“Progress” by Take That

Originally, Take That were one of the numerous crop of Nineties boy-bands. They were perhaps slightly more legit than most of their peers in the field, given that they did write nearly all of their own music, but they were still essentially a fairly standard-issue boy-band. They only really became noteworthy after their 1996 breakup, mostly because two of their original members, Gary Barlow and Robbie Williams, went on to become the greatest Soft Rockers of the 2000s in England.

Barlow reformed the band in 2006, but because Barlow had matured into a great talent in the intervening years, their new sound was far more sophisticated than it had been—suddenly, this half-forgotten teenybopper act was the premiere Soft Rock act in Britain. They released two albums with this line-up, reaching Number One on the British charts with some fantastic songs like “Shine” and “Greatest Day”, when an amazing thing happened. The band’s other big solo offshoot, Robbie Williams, who had become even more lauded as a solo act than Barlow, reconciled with his former bandmates and decided to rejoin the group. This album was the result of that partnership.

There’s a good reason this album was the best-selling British album of 2010, and the third best-selling album worldwide that year. If you thought the sound of the first two records by the reformed Take That had been leaps and bounds over their previous stuff, this album kicks it into the stratosphere. Indeed, this is probably the best Soft Rock album of the current decade so far…its only real competition for that title would be OneRepublic’s Native, and of course that was in the Adult Alternative vein of Soft Rock, not the old-school style this album captures.

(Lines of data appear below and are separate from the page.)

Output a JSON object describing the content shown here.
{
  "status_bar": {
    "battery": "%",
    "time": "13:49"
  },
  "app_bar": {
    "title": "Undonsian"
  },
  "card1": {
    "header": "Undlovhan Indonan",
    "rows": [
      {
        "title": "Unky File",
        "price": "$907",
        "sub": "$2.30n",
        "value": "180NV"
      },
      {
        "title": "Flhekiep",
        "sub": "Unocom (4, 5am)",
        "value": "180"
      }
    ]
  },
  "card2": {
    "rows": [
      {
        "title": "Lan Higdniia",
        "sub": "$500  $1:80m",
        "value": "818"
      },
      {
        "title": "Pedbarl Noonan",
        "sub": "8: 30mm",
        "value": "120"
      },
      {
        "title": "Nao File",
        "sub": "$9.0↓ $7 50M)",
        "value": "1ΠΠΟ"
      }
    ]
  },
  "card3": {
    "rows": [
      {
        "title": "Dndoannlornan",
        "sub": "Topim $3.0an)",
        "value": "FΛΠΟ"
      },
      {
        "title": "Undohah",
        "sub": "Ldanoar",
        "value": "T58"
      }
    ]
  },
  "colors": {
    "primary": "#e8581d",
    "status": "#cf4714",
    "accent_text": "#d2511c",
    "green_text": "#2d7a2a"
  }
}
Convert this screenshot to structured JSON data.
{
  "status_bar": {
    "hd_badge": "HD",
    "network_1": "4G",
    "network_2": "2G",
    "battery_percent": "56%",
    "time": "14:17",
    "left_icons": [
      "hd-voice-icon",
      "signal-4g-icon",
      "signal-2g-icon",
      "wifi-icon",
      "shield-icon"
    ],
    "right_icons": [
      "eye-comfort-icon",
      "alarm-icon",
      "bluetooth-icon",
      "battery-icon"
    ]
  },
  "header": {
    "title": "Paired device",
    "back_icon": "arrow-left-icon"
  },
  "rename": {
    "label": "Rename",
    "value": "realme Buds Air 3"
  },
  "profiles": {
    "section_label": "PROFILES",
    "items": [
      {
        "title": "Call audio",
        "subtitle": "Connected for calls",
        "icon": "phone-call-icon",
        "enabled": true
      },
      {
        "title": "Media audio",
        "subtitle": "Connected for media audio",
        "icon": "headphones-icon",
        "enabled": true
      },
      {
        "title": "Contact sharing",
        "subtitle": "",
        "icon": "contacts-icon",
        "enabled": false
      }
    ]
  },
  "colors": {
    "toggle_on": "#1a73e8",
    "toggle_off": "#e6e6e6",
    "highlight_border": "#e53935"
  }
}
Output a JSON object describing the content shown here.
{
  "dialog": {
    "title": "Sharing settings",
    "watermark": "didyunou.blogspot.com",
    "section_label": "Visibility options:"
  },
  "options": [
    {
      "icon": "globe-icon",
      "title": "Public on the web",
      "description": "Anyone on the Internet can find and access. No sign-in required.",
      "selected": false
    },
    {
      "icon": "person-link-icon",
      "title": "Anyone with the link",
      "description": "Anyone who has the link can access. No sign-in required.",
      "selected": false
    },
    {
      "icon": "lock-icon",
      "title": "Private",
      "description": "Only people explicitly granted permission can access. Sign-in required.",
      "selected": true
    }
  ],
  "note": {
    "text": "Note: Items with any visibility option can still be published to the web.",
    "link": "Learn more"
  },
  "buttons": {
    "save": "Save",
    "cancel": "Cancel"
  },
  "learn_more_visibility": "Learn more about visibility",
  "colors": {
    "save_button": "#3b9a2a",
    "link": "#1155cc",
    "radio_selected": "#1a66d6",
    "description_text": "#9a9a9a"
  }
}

The sound of the music is heavily influenced by Eighties Synth-Pop, with anthemic melodies over heavy electronic instrumentation, but it features an immense degree of musical sophistication that seems to combine the instrumental intensity of New Order or Depeche Mode, the passion and force of Foreigner or Journey, and the poetic eloquence of Sting’s solo career. If that sounds like a heady and thrilling blend of influences, it isn’t all this album has to offer: there’s also “Pretty Things”, which sounds like it could have stepped right off of David Bowie’s Hunky Dory.

The high points are the unforgettable singles “The Flood” and “Kidz”, but there are plenty of other great songs. Take “Eight Letters”, which, to cite the cliche, actually found a whole new way to say “I Love You”…one so obvious I’m surprised no song had used it before. The songs are mostly tormented love and/or breakup songs, but several of them actually take on a sardonic, even vaguely political tone, with almost violently intense music and apocalyptic imagery in the lyrics.

The album was ultimately followed up with a bonus EP, entitled Progressed. This was common practice in Pop music at the time, of course…Lady Gaga, Kesha and Usher had already done the same thing. The bonus EP’s material, although it featured more songwriting contributions from the other band members without Barlow or Williams, is generally up to the same high level as the original album, and it features two more outstanding hit singles, “When We Were Young” and “Love Love”.

Robbie Williams sings lead vocals on the majority of tracks on this album, and at the time it was popular among critics, due to his impressive solo achievements, to give him primary credit for the album’s quality. But Gary Barlow definitely contributed a lot to the album’s songwriting…those who’ve heard his later score for the Finding Neverland musical will recognize the seeds of that score in some of this album’s songs, particularly “The Flood” and  “When We Were Young”.

I almost can’t believe that this album exists. For such an achievement in what was by then a long-dead musical idiom to come out as lately as 2010 actually gives me hope that old-school Soft Rock might not be as dead as we think it is. In any case, I highly recommend this album to anyone who loves the Soft Rock and Synth-Pop sounds of the Eighties. Don’t be turned off because it seems to be coming from a boy-band…believe me, this is not at all the same band that made their Nineties records, even if it has the same name and line-up. These are seasoned professionals making some of the best British Pop music of the decade, and you owe it to yourself to hear them do it.